Both men also seem determined to stay on the fringes of life, but they keep getting pulled into sticky situations due to their natural desires to help others.  They are drawn into action by a young boy called Yura (Kota Yokoyama) whose mother (Manami Honjou) has hired them to pick him up from cram school.  They start to realize that Yura’s strange behaviour is more than just insolence but is hiding the fact that someone is using him and they decide to help him get out of his predicament.  This subplot is tied up with another subplot about a “Columbian” prostitute called Lulu (Reiko Kataoka) and her fellow prostitute and house mate Haishi (Anne Suzuki) and the dodgy men in their lives.

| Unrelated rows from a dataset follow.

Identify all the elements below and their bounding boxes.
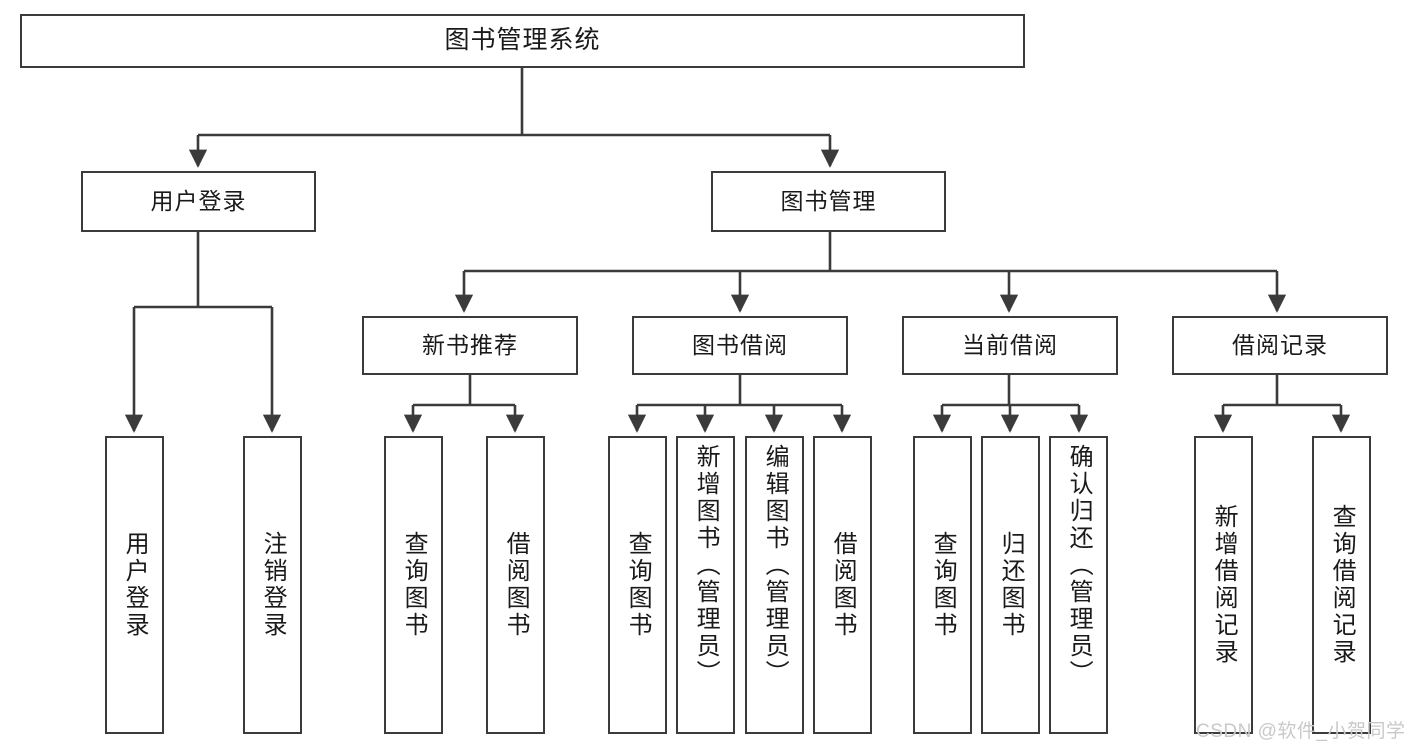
leaf-cb-query-book-label: 查询图书 — [929, 531, 957, 639]
node-user-login[interactable]: 用户登录 — [81, 171, 316, 232]
node-book-borrow-label: 图书借阅 — [692, 331, 788, 358]
leaf-user-login-label: 用户登录 — [121, 531, 149, 639]
leaf-cb-return-book[interactable]: 归还图书 — [981, 436, 1040, 734]
leaf-nb-query-book-label: 查询图书 — [400, 531, 428, 639]
leaf-bb-add-book-label: 新增图书（管理员） — [692, 444, 720, 687]
node-borrow-records-label: 借阅记录 — [1232, 331, 1328, 358]
leaf-cb-return-book-label: 归还图书 — [997, 531, 1025, 639]
leaf-br-query-record-label: 查询借阅记录 — [1328, 504, 1356, 666]
node-root-system[interactable]: 图书管理系统 — [20, 14, 1025, 68]
node-book-borrow[interactable]: 图书借阅 — [632, 316, 848, 375]
leaf-bb-edit-book-label: 编辑图书（管理员） — [761, 444, 789, 687]
leaf-bb-add-book[interactable]: 新增图书（管理员） — [676, 436, 735, 734]
leaf-cb-confirm-return-label: 确认归还（管理员） — [1065, 444, 1093, 687]
leaf-user-login[interactable]: 用户登录 — [105, 436, 164, 734]
node-current-borrow[interactable]: 当前借阅 — [902, 316, 1118, 375]
node-current-borrow-label: 当前借阅 — [962, 331, 1058, 358]
leaf-bb-borrow-book-label: 借阅图书 — [829, 531, 857, 639]
leaf-bb-edit-book[interactable]: 编辑图书（管理员） — [745, 436, 804, 734]
leaf-bb-borrow-book[interactable]: 借阅图书 — [813, 436, 872, 734]
node-root-system-label: 图书管理系统 — [444, 26, 601, 55]
leaf-br-add-record[interactable]: 新增借阅记录 — [1194, 436, 1253, 734]
node-new-book-recommend[interactable]: 新书推荐 — [362, 316, 578, 375]
leaf-bb-query-book[interactable]: 查询图书 — [608, 436, 667, 734]
node-book-management[interactable]: 图书管理 — [711, 171, 946, 232]
leaf-cb-confirm-return[interactable]: 确认归还（管理员） — [1049, 436, 1108, 734]
node-user-login-label: 用户登录 — [150, 187, 247, 214]
leaf-logout[interactable]: 注销登录 — [243, 436, 302, 734]
leaf-nb-borrow-book[interactable]: 借阅图书 — [486, 436, 545, 734]
leaf-nb-query-book[interactable]: 查询图书 — [384, 436, 443, 734]
leaf-logout-label: 注销登录 — [259, 531, 287, 639]
watermark-text: CSDN @软件_小贺同学 — [1196, 721, 1405, 742]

The film is adapted from Miuri Shion’s bestselling novel of the same name which won the Naoki Sanjugo Prize in 2006.  It starts out well, and the relationship between Tada and Gyoten evolves in an interesting way.  Both Eita and Matsuda are excellent actors and the mystery surrounding their circumstances generates interest in what little plot is retained in this adaptation.  Unfortunately, the film has trouble sustaining interest and has many moments that just don't make sense at all (yes it's great to rescue a prostitute from a stalker but throwing her onto a train without belongings/money/somewhere to go/telling her friend is a bit odd to say the least).  One could argue that the directionlessness of the plot mimics the directionlessness of the two main protagonists, but the there are just too many head-scratching moments that lessen one’s enjoyment of the film.  The film’s biggest flaws are the one-dimensional female characters who would be laughable if they weren’t so disturbing.   

Director Omori Tatsushi won international acclaim for his avant-garde directorial debut The Whispering of the Gods (2005). While Tada’s Do-It-All House shows that he is quite good at getting great performances out of his male actors, the film just suffers from a problem quite prevalent in contemporary Japanese films: weak editorial decisions.  With a few nips and tucks to the second half of the film, this could have been a great star vehicle of Eita and Matsuda.